Wow, did I have a weird dream about Jeff’s mom this morning. I know it was inspired by a phone call from her yesterday, but it disturbed me. When she called yesterday, she was clearly not doing well. She has multiple sclerosis and in the past ten years or so it has really had its way with her cognitive functions. Jeff said she could barely finish a sentence, often didn’t, and I know when I listened to her voicemail she sounded very confused.
In my dream she suffered a delusional breakdown and Jeff and I had to go attend to her. When Jeff called her on the phone, she whispered to him, calling him some “code name” and was extremely paranoid that the people in her assisted living facility were out to get her. What’s more, she believed that her dad, who died in 1996, was actually alive and hiding from her in Germany, so she was going to go there and find him. Jeff had to give her some kind of injection to put her to sleep so the staff could care for her. The assisted living facility bore a strange resemblance to the resort we recently visited in Jamaica.
This may be the first time I’ve ever dreamed about Jeff’s mom.

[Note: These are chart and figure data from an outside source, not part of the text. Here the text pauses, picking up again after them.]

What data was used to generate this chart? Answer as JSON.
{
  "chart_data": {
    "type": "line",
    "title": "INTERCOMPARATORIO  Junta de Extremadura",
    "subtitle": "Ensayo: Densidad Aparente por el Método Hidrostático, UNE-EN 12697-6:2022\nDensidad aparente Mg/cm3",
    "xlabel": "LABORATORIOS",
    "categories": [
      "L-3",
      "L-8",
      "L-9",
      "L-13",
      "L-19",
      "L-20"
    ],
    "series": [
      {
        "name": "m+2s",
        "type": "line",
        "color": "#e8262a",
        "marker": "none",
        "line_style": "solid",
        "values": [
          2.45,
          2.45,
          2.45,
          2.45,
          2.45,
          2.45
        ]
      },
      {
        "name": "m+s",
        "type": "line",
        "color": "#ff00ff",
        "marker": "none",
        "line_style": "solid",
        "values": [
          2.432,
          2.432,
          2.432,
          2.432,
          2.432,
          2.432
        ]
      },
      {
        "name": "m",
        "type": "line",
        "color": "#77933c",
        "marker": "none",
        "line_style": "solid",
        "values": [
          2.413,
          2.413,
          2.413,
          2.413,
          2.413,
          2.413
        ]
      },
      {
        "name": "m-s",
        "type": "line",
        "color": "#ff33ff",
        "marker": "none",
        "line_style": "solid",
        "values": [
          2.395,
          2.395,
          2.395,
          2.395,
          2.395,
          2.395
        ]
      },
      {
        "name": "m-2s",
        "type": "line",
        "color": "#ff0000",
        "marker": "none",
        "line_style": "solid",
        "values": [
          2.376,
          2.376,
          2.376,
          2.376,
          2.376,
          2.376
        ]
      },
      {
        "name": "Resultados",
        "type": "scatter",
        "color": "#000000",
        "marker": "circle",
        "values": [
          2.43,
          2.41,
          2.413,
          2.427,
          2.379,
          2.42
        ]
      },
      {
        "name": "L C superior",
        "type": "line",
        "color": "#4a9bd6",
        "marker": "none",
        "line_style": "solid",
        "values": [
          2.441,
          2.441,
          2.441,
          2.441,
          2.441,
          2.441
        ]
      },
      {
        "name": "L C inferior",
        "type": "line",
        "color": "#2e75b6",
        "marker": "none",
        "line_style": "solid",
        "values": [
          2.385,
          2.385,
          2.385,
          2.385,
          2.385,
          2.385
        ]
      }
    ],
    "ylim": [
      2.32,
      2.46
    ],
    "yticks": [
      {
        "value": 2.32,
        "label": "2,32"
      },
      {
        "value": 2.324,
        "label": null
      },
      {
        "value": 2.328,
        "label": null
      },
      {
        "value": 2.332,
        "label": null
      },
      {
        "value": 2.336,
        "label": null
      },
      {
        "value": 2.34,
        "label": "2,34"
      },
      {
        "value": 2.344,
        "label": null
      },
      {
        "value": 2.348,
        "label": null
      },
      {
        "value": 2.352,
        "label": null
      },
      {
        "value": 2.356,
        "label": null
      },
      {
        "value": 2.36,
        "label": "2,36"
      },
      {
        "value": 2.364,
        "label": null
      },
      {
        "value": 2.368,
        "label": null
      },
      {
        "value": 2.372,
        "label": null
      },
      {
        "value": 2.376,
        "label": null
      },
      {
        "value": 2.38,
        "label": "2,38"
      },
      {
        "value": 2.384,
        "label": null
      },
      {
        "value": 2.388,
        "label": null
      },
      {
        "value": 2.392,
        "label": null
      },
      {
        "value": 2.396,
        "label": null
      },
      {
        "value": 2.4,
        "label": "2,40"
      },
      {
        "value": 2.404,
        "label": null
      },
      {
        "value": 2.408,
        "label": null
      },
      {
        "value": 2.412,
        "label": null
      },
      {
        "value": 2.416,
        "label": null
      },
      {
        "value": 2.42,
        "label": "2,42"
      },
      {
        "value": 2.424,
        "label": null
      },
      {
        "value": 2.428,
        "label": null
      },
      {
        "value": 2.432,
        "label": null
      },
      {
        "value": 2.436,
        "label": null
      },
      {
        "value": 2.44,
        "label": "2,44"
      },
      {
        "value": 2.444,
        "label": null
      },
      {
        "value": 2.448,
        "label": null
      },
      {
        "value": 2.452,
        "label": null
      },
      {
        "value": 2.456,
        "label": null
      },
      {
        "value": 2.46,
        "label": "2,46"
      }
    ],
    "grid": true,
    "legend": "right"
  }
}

In other news, it appears I spoke too soon about the horrid illness leaving the house. In addition to a crappy bout of insomnia which left me up till well after 3AM this morning, when I did wake up at 8, I had a horrible sore throat and my right ear was again both aching and deaf. I’ve taken tylenol and a decongestant in hopes of fending it off. I am avoiding the doctor. I should probably really consider why.